Blades of Steel

Yesterday’s boat building adventures informed me that my circular saw blade was totally hosed. Rather than cutting through a 2×4, it was burning its way through… Not good.
That meant another trip to Home Depot. Of course, I can never just pick up exactly the one item I need and leave. It seems that the mental list gets longer while I’m at the store:

  • Circular saw blades
    • Framing
    • Plywood
  • Jigsaw blades (I didn’t trust the one that came with the jigsaw to be fine enough.)
  • More clamps!
  • A long thin strip of pine to mark the hull shape

This brings the total closer to $150, if we’re counting tool costs. Still fairly reasonable. I’ll be happy if it stays under $200, which gives me about $50 to spend on paint/finish.

Back to the building process; the station lines that give the shape of the hull had already been measured out. Since this design requires full length airboxes, I clamped two of the 1/4″ plywood pieces together, placed nails at the station marks and clamped the thin strip of pine to the nails and traced the curve. This method produces a nice rounded shape which was then jig-sawed out, producing 4 hull pieces. These are now ready to have the chines glued to them. The scrap from the middle of the boards will be used to make the top of each airbox.

This shows the shape of my hull. To the left of the pic is the bow, right is the stern.

This shows the shape of my hull. To the left of the pic is the bow, right is the stern.

Yesterday’s screw-up:
After deciding where to make the cuts for the airboxes, I had chalklined the planned cuts. Since it was an 8 foot long cut, I came up with the brilliant idea to take a strip of 1×2, clamp it to the sheet of plywood and use it as a guide.
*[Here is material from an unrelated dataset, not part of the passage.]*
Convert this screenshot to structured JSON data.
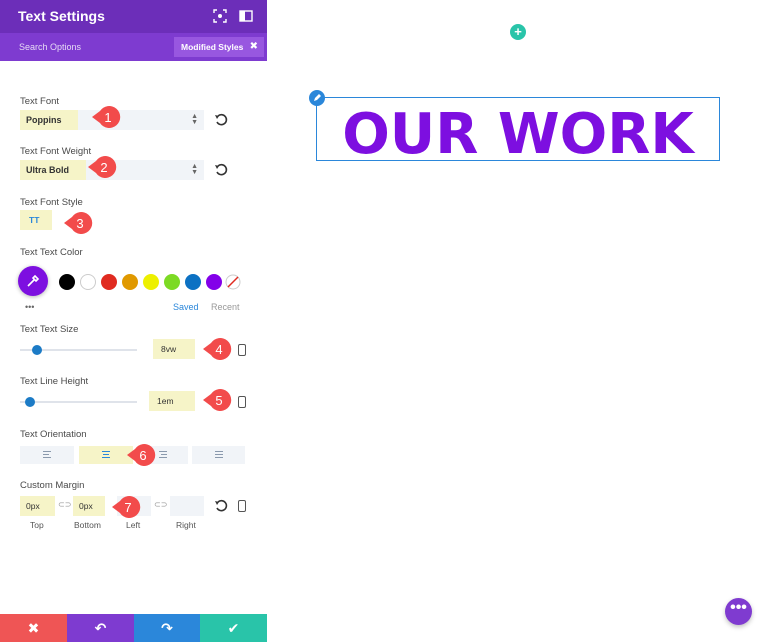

Pretty smart, eh? Only problem was I didn’t measure against the chalk line along the entire length. As it turned out after I made the cut, there was about a 1/4″ bow right in the middle. I didn’t even notice the curve until I set the piece on the ground and noticed it was rocking. Damn it.

Fortunately, there was plenty of scrap left. A couple of quick measurements, new chalk lines, and two cuts later, new and perfectly suitable airbox tops had been created. Hooray! Up next: gluing the chines to the hull pieces, and determining airbox size.